Advances in next generation sequencing technologies has
resulted in the generation of unprecedented levels of sequence
data. Therefore, modern biology now presents new challenges in
terms of data management, query and analysis. Human DNA is
comprised of approximately 3 billion base pairs with a personal
genome representing approximately 100 gigabytes (GB) of data,
the equivalent of 102,400 photos. By the end of 2011, the global
annual sequencing capacity was estimated to be 13 quadrillion
bases and counting, enough data to fill a stack of DVDs two miles
high.
Moore’s Law describes a trend coined by Intel co-founder Gordon Moore which states that ‘‘the number of transistors that can be placed on an integrated circuit board is increasing exponentially, with a doubling time of roughly 18 months’’ . Put more simply: computers double in speed and half in size every 18 months. Similar phenomena have been noted for the capacity of hard disks (Kryder’s Law) and network bandwidth (Nielsen’s Law and Butter’s Law) . This trend has remained true for approximately 40 years, until the completion of the Human Genome project in 2003. Since then, a deluge of biological sequence data has been generated; a phenomenon largely spurred by the falling cost of sequencing.
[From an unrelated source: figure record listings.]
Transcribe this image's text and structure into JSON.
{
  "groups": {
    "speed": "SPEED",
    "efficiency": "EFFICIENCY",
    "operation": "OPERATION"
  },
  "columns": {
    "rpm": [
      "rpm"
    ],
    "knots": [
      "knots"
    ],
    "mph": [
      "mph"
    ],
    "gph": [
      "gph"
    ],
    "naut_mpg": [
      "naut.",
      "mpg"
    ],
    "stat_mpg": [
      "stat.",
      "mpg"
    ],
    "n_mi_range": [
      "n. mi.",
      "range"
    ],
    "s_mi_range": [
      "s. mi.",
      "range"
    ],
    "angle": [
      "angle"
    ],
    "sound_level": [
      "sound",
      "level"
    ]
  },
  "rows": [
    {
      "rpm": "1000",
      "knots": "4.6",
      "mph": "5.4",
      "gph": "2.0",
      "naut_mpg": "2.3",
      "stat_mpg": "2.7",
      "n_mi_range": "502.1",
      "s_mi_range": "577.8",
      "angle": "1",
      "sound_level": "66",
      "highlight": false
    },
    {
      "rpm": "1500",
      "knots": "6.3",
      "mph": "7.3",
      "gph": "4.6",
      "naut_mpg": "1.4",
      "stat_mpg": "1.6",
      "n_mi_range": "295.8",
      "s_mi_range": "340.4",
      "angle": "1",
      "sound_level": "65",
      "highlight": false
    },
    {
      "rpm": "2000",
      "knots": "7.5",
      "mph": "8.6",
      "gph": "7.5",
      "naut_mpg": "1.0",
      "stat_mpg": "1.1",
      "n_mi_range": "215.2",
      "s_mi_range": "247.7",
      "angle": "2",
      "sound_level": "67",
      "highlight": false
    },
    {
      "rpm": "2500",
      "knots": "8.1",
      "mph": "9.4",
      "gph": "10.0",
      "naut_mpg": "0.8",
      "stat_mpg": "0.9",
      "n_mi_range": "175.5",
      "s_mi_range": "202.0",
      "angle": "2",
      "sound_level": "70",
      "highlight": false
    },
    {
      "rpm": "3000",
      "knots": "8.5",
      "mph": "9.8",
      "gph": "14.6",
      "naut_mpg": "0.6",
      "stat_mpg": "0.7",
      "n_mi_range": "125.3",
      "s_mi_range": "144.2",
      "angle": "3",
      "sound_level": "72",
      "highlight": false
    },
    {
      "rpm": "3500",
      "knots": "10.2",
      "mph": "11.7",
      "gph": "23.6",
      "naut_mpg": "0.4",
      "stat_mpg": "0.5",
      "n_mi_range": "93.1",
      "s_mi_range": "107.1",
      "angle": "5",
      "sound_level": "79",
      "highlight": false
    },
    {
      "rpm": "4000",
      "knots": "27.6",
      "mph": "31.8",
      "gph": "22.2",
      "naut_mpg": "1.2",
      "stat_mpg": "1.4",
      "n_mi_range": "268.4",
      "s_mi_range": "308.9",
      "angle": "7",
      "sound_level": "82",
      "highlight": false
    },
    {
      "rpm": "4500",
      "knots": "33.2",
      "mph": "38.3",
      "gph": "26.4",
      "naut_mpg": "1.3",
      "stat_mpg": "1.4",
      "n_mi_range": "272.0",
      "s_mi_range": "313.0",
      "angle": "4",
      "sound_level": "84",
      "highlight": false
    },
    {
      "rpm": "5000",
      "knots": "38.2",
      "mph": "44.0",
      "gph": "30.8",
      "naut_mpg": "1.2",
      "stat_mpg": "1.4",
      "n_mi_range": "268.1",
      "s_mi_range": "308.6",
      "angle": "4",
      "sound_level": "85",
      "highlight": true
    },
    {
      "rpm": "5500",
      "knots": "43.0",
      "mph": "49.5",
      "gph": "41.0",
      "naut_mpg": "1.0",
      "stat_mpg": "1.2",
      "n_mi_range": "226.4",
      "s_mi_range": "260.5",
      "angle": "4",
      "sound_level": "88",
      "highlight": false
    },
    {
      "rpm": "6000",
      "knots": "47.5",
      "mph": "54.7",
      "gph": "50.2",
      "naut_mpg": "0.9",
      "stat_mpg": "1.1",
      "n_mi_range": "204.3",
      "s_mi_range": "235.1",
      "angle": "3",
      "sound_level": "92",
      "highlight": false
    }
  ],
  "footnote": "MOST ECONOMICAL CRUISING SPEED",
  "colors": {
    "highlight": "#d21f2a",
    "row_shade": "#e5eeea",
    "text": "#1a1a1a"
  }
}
Sequencing a human genome has decreased in cost from $1 million in 2007 to $1 thousand in 2012 . As further evidence of this, the 1,000 Genomes project [8], which involves sequencing and cataloguing human genetic variation, has deposited two times more raw data into NCBI’s GenBank during its first 6 months than all the previous sequences deposited in the last 30 years and with mobile sequencing thumb drives on the horizon, it shows no sign of slowing. Over the coming years, the National Cancer Institute will sequence a million genomes to understand biological pathways and the genomic variation. Given that the whole genome of a tumour and a matching normal tissue sample consumes 1 TB of uncompressed data (this could be reduced by a factor of 10 if compressed); one million genomes will require 1 million TB, equivalent to 1000 petabyte (PB) or 1 Exabyte (EB).